To see heaven in a flower

Recently, I moved this  Mary figurine off of the bookshelf and into the kitchen window.

I got the idea to do so from a friend of mine, who has a Madonna and child statue standing in her kitchen window.   I saw that and thought, I need some  Mary in my kitchen, too.   (Not to say that she’d been totally absent; on the fridge is a fabulously kitschy magnet of the Holy Family that I bought in New York’s Little Italy about twelve years ago).   But I felt the need to have Mary displayed a little more prominently, so I added her to the greenhouse window, right in front of the Gurgling Cod pitcher that my Bostonian friend gave me for my wedding shower.

I like this little statue of Mary because she’s smiling into the petals of a rose.   I have kind of a thing for roses, as you might know, so this Mary looks like a true kindred spirit.  And I love the image of a woman pausing in her day to gaze into the depths of a flower, which, if you’ve ever done it, is quite an awe-inspiring experience.  This evening, as I was making dinner and looking at Mary, I found myself remembering a line  from a William Blake poem: “To see a world in a grain of sand, and heaven in a wild flower.”

By putting Mary in the kitchen window, I’d hoped to add a little blessing to the chaos of my kitchen.   There are many, many times that I am in this room and I’m frazzled: mornings when I am hastily slapping together a sandwich before heading out to work; evenings when I am making dinner and assembling the boys’  lunches for the next day, trying to keep track of who eats what; afternoons when I am unloading the dishwasher while keeping one ear cocked to the ominous thumps in the living room, which usually indicate that my sons are doing things like jump from chair to chair in the manner of Arctic  ice floes, a pastime which never ends well.  There are times where being in the kitchen is wonderfully relaxing — weekend mornings, say, when I have time to linger over coffee and admire the sunshine drenching the room — but a lot of the time, when I’m in here, my own stress level is close to boiling and my own mind is as cluttered as the chaotic shelves of my fridge.

Hence the addition of Mary.   If anyone can impart a little calmness to this crazy scene, I figured that she can.

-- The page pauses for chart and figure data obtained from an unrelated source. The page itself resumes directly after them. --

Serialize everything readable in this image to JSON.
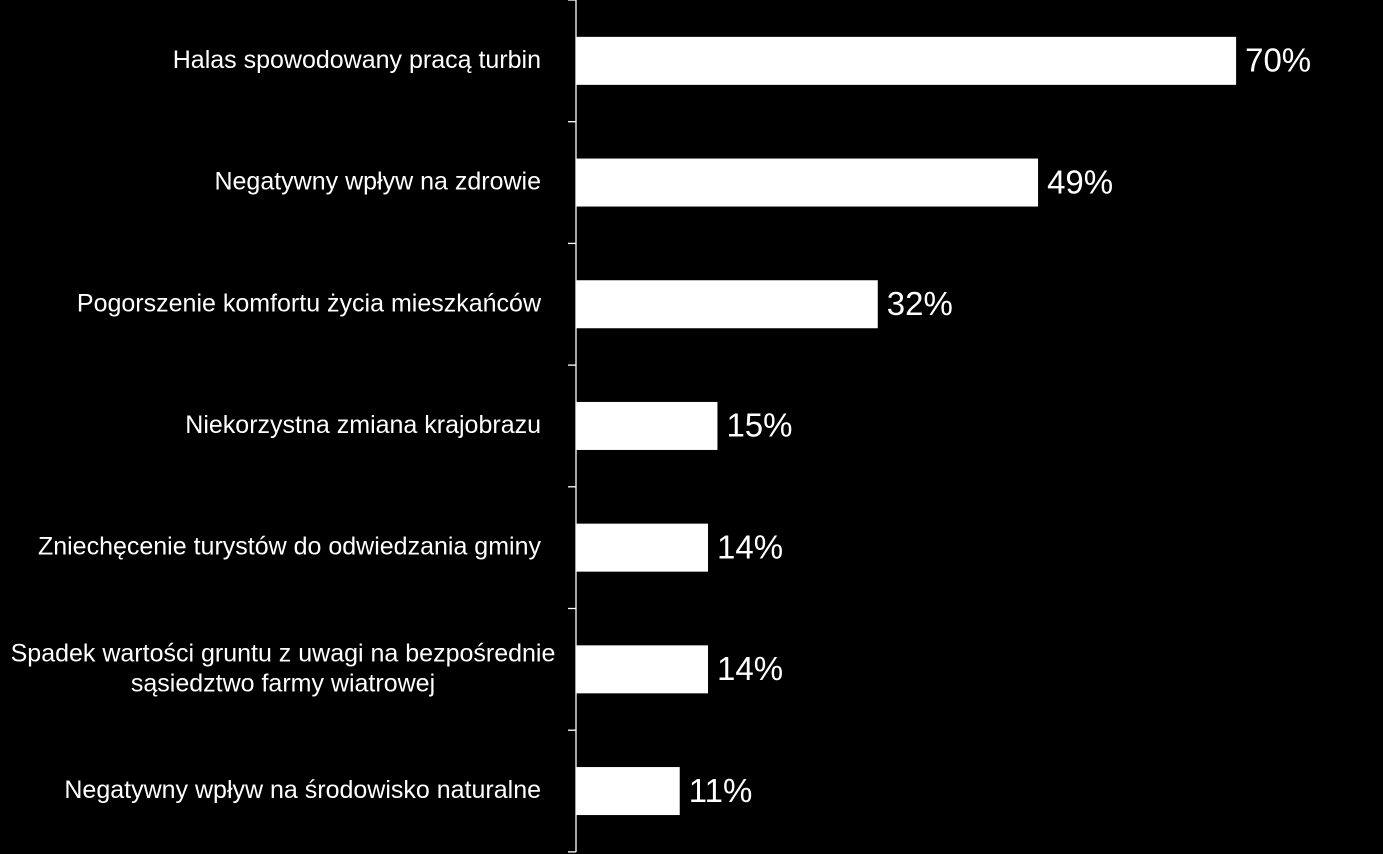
{
  "chart_data": {
    "type": "bar",
    "orientation": "horizontal",
    "categories": [
      [
        "Halas spowodowany pracą turbin"
      ],
      [
        "Negatywny wpływ na zdrowie"
      ],
      [
        "Pogorszenie komfortu życia mieszkańców"
      ],
      [
        "Niekorzystna zmiana krajobrazu"
      ],
      [
        "Zniechęcenie turystów do odwiedzania gminy"
      ],
      [
        "Spadek wartości gruntu z uwagi na bezpośrednie",
        "sąsiedztwo farmy wiatrowej"
      ],
      [
        "Negatywny wpływ na środowisko naturalne"
      ]
    ],
    "values": [
      70,
      49,
      32,
      15,
      14,
      14,
      11
    ],
    "data_labels": [
      "70%",
      "49%",
      "32%",
      "15%",
      "14%",
      "14%",
      "11%"
    ],
    "xlim": [
      0,
      100
    ],
    "grid": false,
    "legend": "none",
    "colors": {
      "background": "#000000",
      "bar": "#ffffff",
      "text": "#ffffff",
      "axis": "#ffffff"
    }
  }
}
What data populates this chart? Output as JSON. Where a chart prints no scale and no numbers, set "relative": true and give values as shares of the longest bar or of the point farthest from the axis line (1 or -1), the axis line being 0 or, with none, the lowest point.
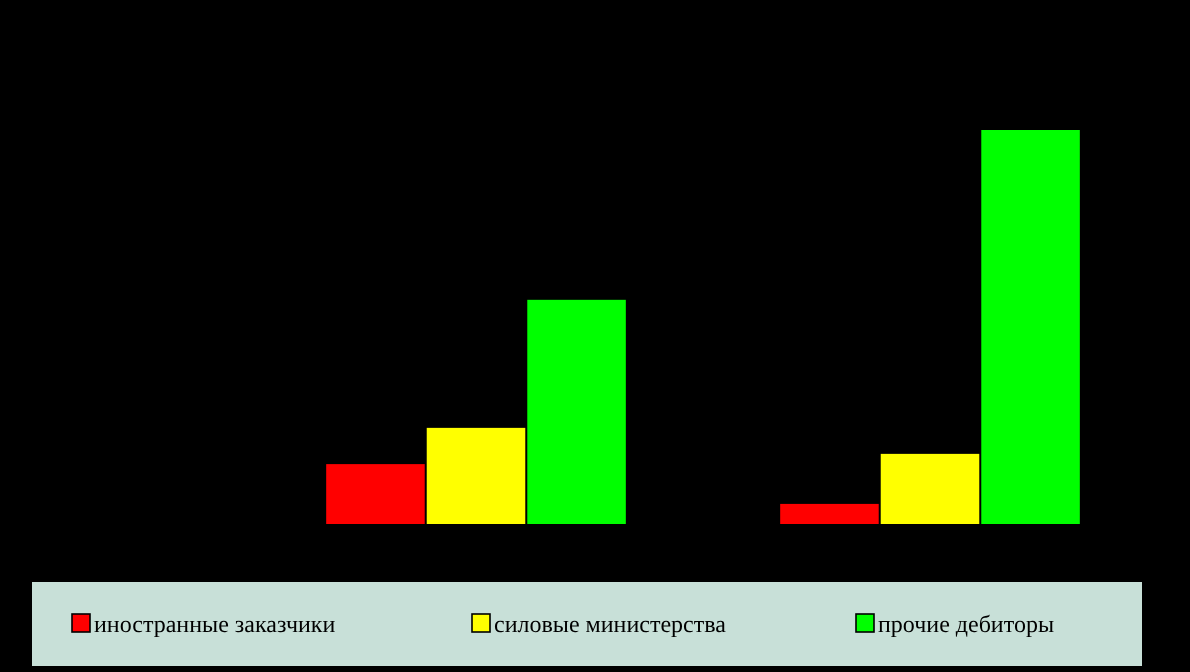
{
  "chart_data": {
    "type": "bar",
    "relative": true,
    "categories": [
      null,
      null
    ],
    "series": [
      {
        "name": "иностранные заказчики",
        "color": "#ff0000",
        "values": [
          0.152,
          0.051
        ]
      },
      {
        "name": "силовые министерства",
        "color": "#ffff00",
        "values": [
          0.244,
          0.178
        ]
      },
      {
        "name": "прочие дебиторы",
        "color": "#00ff00",
        "values": [
          0.569,
          1
        ]
      }
    ],
    "legend": "bottom"
  }
}
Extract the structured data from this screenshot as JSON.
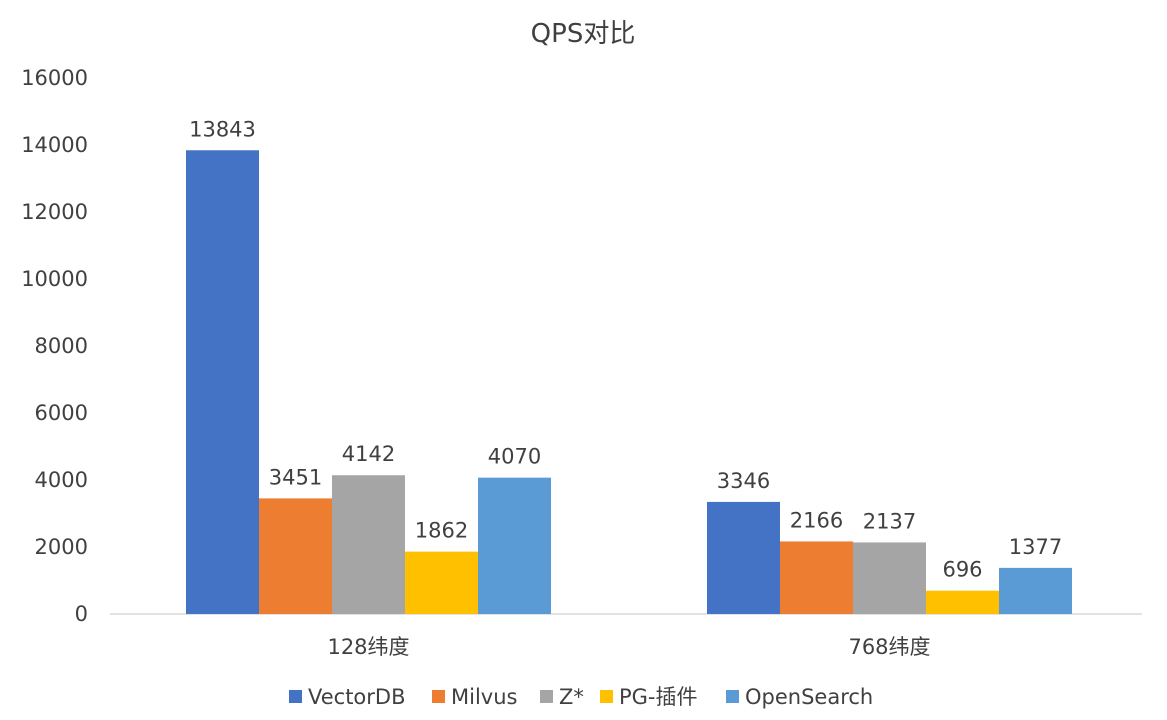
{
  "chart_data": {
    "type": "bar",
    "title": "QPS对比",
    "xlabel": "",
    "ylabel": "",
    "categories": [
      "128纬度",
      "768纬度"
    ],
    "series": [
      {
        "name": "VectorDB",
        "values": [
          13843,
          3346
        ],
        "color": "#4472C4"
      },
      {
        "name": "Milvus",
        "values": [
          3451,
          2166
        ],
        "color": "#ED7D31"
      },
      {
        "name": "Z*",
        "values": [
          4142,
          2137
        ],
        "color": "#A5A5A5"
      },
      {
        "name": "PG-插件",
        "values": [
          1862,
          696
        ],
        "color": "#FFC000"
      },
      {
        "name": "OpenSearch",
        "values": [
          4070,
          1377
        ],
        "color": "#5B9BD5"
      }
    ],
    "ylim": [
      0,
      16000
    ],
    "yticks": [
      "0",
      "2000",
      "4000",
      "6000",
      "8000",
      "10000",
      "12000",
      "14000",
      "16000"
    ],
    "grid": false,
    "data_labels": true,
    "legend_position": "bottom"
  }
}
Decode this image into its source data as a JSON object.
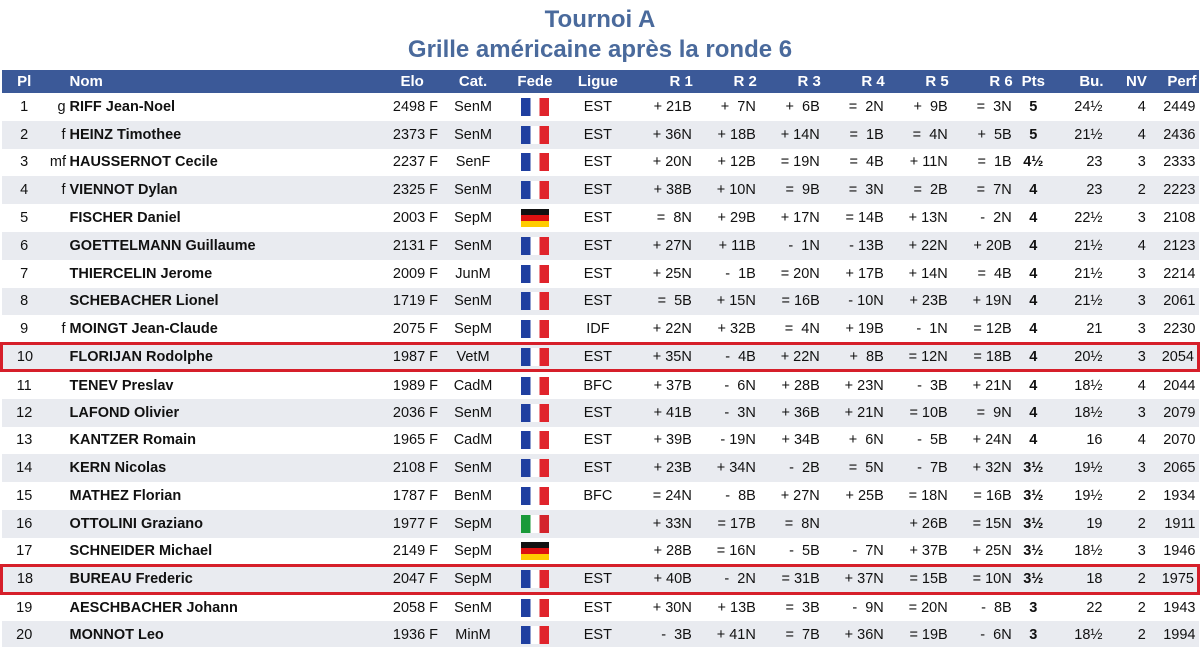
{
  "title": "Tournoi A",
  "subtitle": "Grille américaine après la ronde 6",
  "columns": {
    "pl": "Pl",
    "nom": "Nom",
    "elo": "Elo",
    "cat": "Cat.",
    "fede": "Fede",
    "ligue": "Ligue",
    "r1": "R 1",
    "r2": "R 2",
    "r3": "R 3",
    "r4": "R 4",
    "r5": "R 5",
    "r6": "R 6",
    "pts": "Pts",
    "bu": "Bu.",
    "nv": "NV",
    "perf": "Perf"
  },
  "rows": [
    {
      "pl": "1",
      "title": "g",
      "name": "RIFF Jean-Noel",
      "elo": "2498 F",
      "cat": "SenM",
      "flag": "fr",
      "ligue": "EST",
      "r1": "+ 21B",
      "r2": "+  7N",
      "r3": "+  6B",
      "r4": "=  2N",
      "r5": "+  9B",
      "r6": "=  3N",
      "pts": "5",
      "bu": "24½",
      "nv": "4",
      "perf": "2449"
    },
    {
      "pl": "2",
      "title": "f",
      "name": "HEINZ Timothee",
      "elo": "2373 F",
      "cat": "SenM",
      "flag": "fr",
      "ligue": "EST",
      "r1": "+ 36N",
      "r2": "+ 18B",
      "r3": "+ 14N",
      "r4": "=  1B",
      "r5": "=  4N",
      "r6": "+  5B",
      "pts": "5",
      "bu": "21½",
      "nv": "4",
      "perf": "2436"
    },
    {
      "pl": "3",
      "title": "mf",
      "name": "HAUSSERNOT Cecile",
      "elo": "2237 F",
      "cat": "SenF",
      "flag": "fr",
      "ligue": "EST",
      "r1": "+ 20N",
      "r2": "+ 12B",
      "r3": "= 19N",
      "r4": "=  4B",
      "r5": "+ 11N",
      "r6": "=  1B",
      "pts": "4½",
      "bu": "23",
      "nv": "3",
      "perf": "2333"
    },
    {
      "pl": "4",
      "title": "f",
      "name": "VIENNOT Dylan",
      "elo": "2325 F",
      "cat": "SenM",
      "flag": "fr",
      "ligue": "EST",
      "r1": "+ 38B",
      "r2": "+ 10N",
      "r3": "=  9B",
      "r4": "=  3N",
      "r5": "=  2B",
      "r6": "=  7N",
      "pts": "4",
      "bu": "23",
      "nv": "2",
      "perf": "2223"
    },
    {
      "pl": "5",
      "title": "",
      "name": "FISCHER Daniel",
      "elo": "2003 F",
      "cat": "SepM",
      "flag": "de",
      "ligue": "EST",
      "r1": "=  8N",
      "r2": "+ 29B",
      "r3": "+ 17N",
      "r4": "= 14B",
      "r5": "+ 13N",
      "r6": "-  2N",
      "pts": "4",
      "bu": "22½",
      "nv": "3",
      "perf": "2108"
    },
    {
      "pl": "6",
      "title": "",
      "name": "GOETTELMANN Guillaume",
      "elo": "2131 F",
      "cat": "SenM",
      "flag": "fr",
      "ligue": "EST",
      "r1": "+ 27N",
      "r2": "+ 11B",
      "r3": "-  1N",
      "r4": "- 13B",
      "r5": "+ 22N",
      "r6": "+ 20B",
      "pts": "4",
      "bu": "21½",
      "nv": "4",
      "perf": "2123"
    },
    {
      "pl": "7",
      "title": "",
      "name": "THIERCELIN Jerome",
      "elo": "2009 F",
      "cat": "JunM",
      "flag": "fr",
      "ligue": "EST",
      "r1": "+ 25N",
      "r2": "-  1B",
      "r3": "= 20N",
      "r4": "+ 17B",
      "r5": "+ 14N",
      "r6": "=  4B",
      "pts": "4",
      "bu": "21½",
      "nv": "3",
      "perf": "2214"
    },
    {
      "pl": "8",
      "title": "",
      "name": "SCHEBACHER Lionel",
      "elo": "1719 F",
      "cat": "SenM",
      "flag": "fr",
      "ligue": "EST",
      "r1": "=  5B",
      "r2": "+ 15N",
      "r3": "= 16B",
      "r4": "- 10N",
      "r5": "+ 23B",
      "r6": "+ 19N",
      "pts": "4",
      "bu": "21½",
      "nv": "3",
      "perf": "2061"
    },
    {
      "pl": "9",
      "title": "f",
      "name": "MOINGT Jean-Claude",
      "elo": "2075 F",
      "cat": "SepM",
      "flag": "fr",
      "ligue": "IDF",
      "r1": "+ 22N",
      "r2": "+ 32B",
      "r3": "=  4N",
      "r4": "+ 19B",
      "r5": "-  1N",
      "r6": "= 12B",
      "pts": "4",
      "bu": "21",
      "nv": "3",
      "perf": "2230"
    },
    {
      "pl": "10",
      "title": "",
      "name": "FLORIJAN Rodolphe",
      "elo": "1987 F",
      "cat": "VetM",
      "flag": "fr",
      "ligue": "EST",
      "r1": "+ 35N",
      "r2": "-  4B",
      "r3": "+ 22N",
      "r4": "+  8B",
      "r5": "= 12N",
      "r6": "= 18B",
      "pts": "4",
      "bu": "20½",
      "nv": "3",
      "perf": "2054",
      "highlight": true
    },
    {
      "pl": "11",
      "title": "",
      "name": "TENEV Preslav",
      "elo": "1989 F",
      "cat": "CadM",
      "flag": "fr",
      "ligue": "BFC",
      "r1": "+ 37B",
      "r2": "-  6N",
      "r3": "+ 28B",
      "r4": "+ 23N",
      "r5": "-  3B",
      "r6": "+ 21N",
      "pts": "4",
      "bu": "18½",
      "nv": "4",
      "perf": "2044"
    },
    {
      "pl": "12",
      "title": "",
      "name": "LAFOND Olivier",
      "elo": "2036 F",
      "cat": "SenM",
      "flag": "fr",
      "ligue": "EST",
      "r1": "+ 41B",
      "r2": "-  3N",
      "r3": "+ 36B",
      "r4": "+ 21N",
      "r5": "= 10B",
      "r6": "=  9N",
      "pts": "4",
      "bu": "18½",
      "nv": "3",
      "perf": "2079"
    },
    {
      "pl": "13",
      "title": "",
      "name": "KANTZER Romain",
      "elo": "1965 F",
      "cat": "CadM",
      "flag": "fr",
      "ligue": "EST",
      "r1": "+ 39B",
      "r2": "- 19N",
      "r3": "+ 34B",
      "r4": "+  6N",
      "r5": "-  5B",
      "r6": "+ 24N",
      "pts": "4",
      "bu": "16",
      "nv": "4",
      "perf": "2070"
    },
    {
      "pl": "14",
      "title": "",
      "name": "KERN Nicolas",
      "elo": "2108 F",
      "cat": "SenM",
      "flag": "fr",
      "ligue": "EST",
      "r1": "+ 23B",
      "r2": "+ 34N",
      "r3": "-  2B",
      "r4": "=  5N",
      "r5": "-  7B",
      "r6": "+ 32N",
      "pts": "3½",
      "bu": "19½",
      "nv": "3",
      "perf": "2065"
    },
    {
      "pl": "15",
      "title": "",
      "name": "MATHEZ Florian",
      "elo": "1787 F",
      "cat": "BenM",
      "flag": "fr",
      "ligue": "BFC",
      "r1": "= 24N",
      "r2": "-  8B",
      "r3": "+ 27N",
      "r4": "+ 25B",
      "r5": "= 18N",
      "r6": "= 16B",
      "pts": "3½",
      "bu": "19½",
      "nv": "2",
      "perf": "1934"
    },
    {
      "pl": "16",
      "title": "",
      "name": "OTTOLINI Graziano",
      "elo": "1977 F",
      "cat": "SepM",
      "flag": "it",
      "ligue": "",
      "r1": "+ 33N",
      "r2": "= 17B",
      "r3": "=  8N",
      "r4": "",
      "r5": "+ 26B",
      "r6": "= 15N",
      "pts": "3½",
      "bu": "19",
      "nv": "2",
      "perf": "1911"
    },
    {
      "pl": "17",
      "title": "",
      "name": "SCHNEIDER Michael",
      "elo": "2149 F",
      "cat": "SepM",
      "flag": "de",
      "ligue": "",
      "r1": "+ 28B",
      "r2": "= 16N",
      "r3": "-  5B",
      "r4": "-  7N",
      "r5": "+ 37B",
      "r6": "+ 25N",
      "pts": "3½",
      "bu": "18½",
      "nv": "3",
      "perf": "1946"
    },
    {
      "pl": "18",
      "title": "",
      "name": "BUREAU Frederic",
      "elo": "2047 F",
      "cat": "SepM",
      "flag": "fr",
      "ligue": "EST",
      "r1": "+ 40B",
      "r2": "-  2N",
      "r3": "= 31B",
      "r4": "+ 37N",
      "r5": "= 15B",
      "r6": "= 10N",
      "pts": "3½",
      "bu": "18",
      "nv": "2",
      "perf": "1975",
      "highlight": true
    },
    {
      "pl": "19",
      "title": "",
      "name": "AESCHBACHER Johann",
      "elo": "2058 F",
      "cat": "SenM",
      "flag": "fr",
      "ligue": "EST",
      "r1": "+ 30N",
      "r2": "+ 13B",
      "r3": "=  3B",
      "r4": "-  9N",
      "r5": "= 20N",
      "r6": "-  8B",
      "pts": "3",
      "bu": "22",
      "nv": "2",
      "perf": "1943"
    },
    {
      "pl": "20",
      "title": "",
      "name": "MONNOT Leo",
      "elo": "1936 F",
      "cat": "MinM",
      "flag": "fr",
      "ligue": "EST",
      "r1": "-  3B",
      "r2": "+ 41N",
      "r3": "=  7B",
      "r4": "+ 36N",
      "r5": "= 19B",
      "r6": "-  6N",
      "pts": "3",
      "bu": "18½",
      "nv": "2",
      "perf": "1994"
    }
  ]
}
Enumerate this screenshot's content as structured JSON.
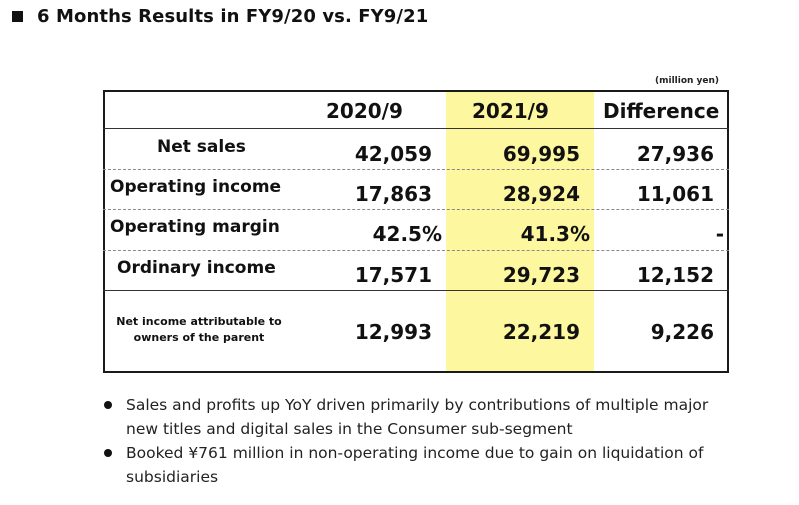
{
  "title": "6 Months Results in FY9/20 vs. FY9/21",
  "unit_note": "(million yen)",
  "colors": {
    "highlight": "#fdf7a0"
  },
  "table": {
    "headers": [
      "2020/9",
      "2021/9",
      "Difference"
    ],
    "rows": [
      {
        "label": "Net sales",
        "v2020": "42,059",
        "v2021": "69,995",
        "diff": "27,936"
      },
      {
        "label": "Operating income",
        "v2020": "17,863",
        "v2021": "28,924",
        "diff": "11,061"
      },
      {
        "label": "Operating margin",
        "v2020": "42.5%",
        "v2021": "41.3%",
        "diff": "-"
      },
      {
        "label": "Ordinary income",
        "v2020": "17,571",
        "v2021": "29,723",
        "diff": "12,152"
      },
      {
        "label_line1": "Net income attributable to",
        "label_line2": "owners of the parent",
        "v2020": "12,993",
        "v2021": "22,219",
        "diff": "9,226"
      }
    ]
  },
  "bullets": [
    {
      "line1": "Sales and profits up YoY driven primarily by contributions of multiple major",
      "line2": "new titles and digital sales in the Consumer sub-segment"
    },
    {
      "line1": "Booked ¥761 million in non-operating income due to gain on liquidation of",
      "line2": "subsidiaries"
    }
  ]
}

And you know what?  Having her there makes a difference. I’m not going to say that I have become totally serene, or that I don’t still rush around like the cook on Downton Abbey, hastily banging pot lids on the stove.  But in all the rushing, I see Mary and her flower, and I’m reminded that there is something sacred in all of this.  Catching a glimpse of her is like a wordless prayer: she reminds me to breathe, and to remember that I have a faith and a belief system that recognizes the holiness in the everyday.  She is a reminder that all the things I do in the kitchen, even if they are frustrating, stem from the blessings that exist in my life, layer upon layer of them.  Those dirty dishes are proof of enough to eat; the lunchboxes I pack are proof of my boys, whom I love beyond words; the coffee grounds that I wipe up are proof of my husband, coffee-maker extraordinaire and my soulmate to boot.   If I stop and look into my life, I see those blessings, layered as deep as the petals in a rose .. and I’m all the happier for doing so.

That’s why I love having her here, this Mary in the window.  She invites me to see heaven in a wildflower, yes — and she invites me to see heaven in my own kitchen, too.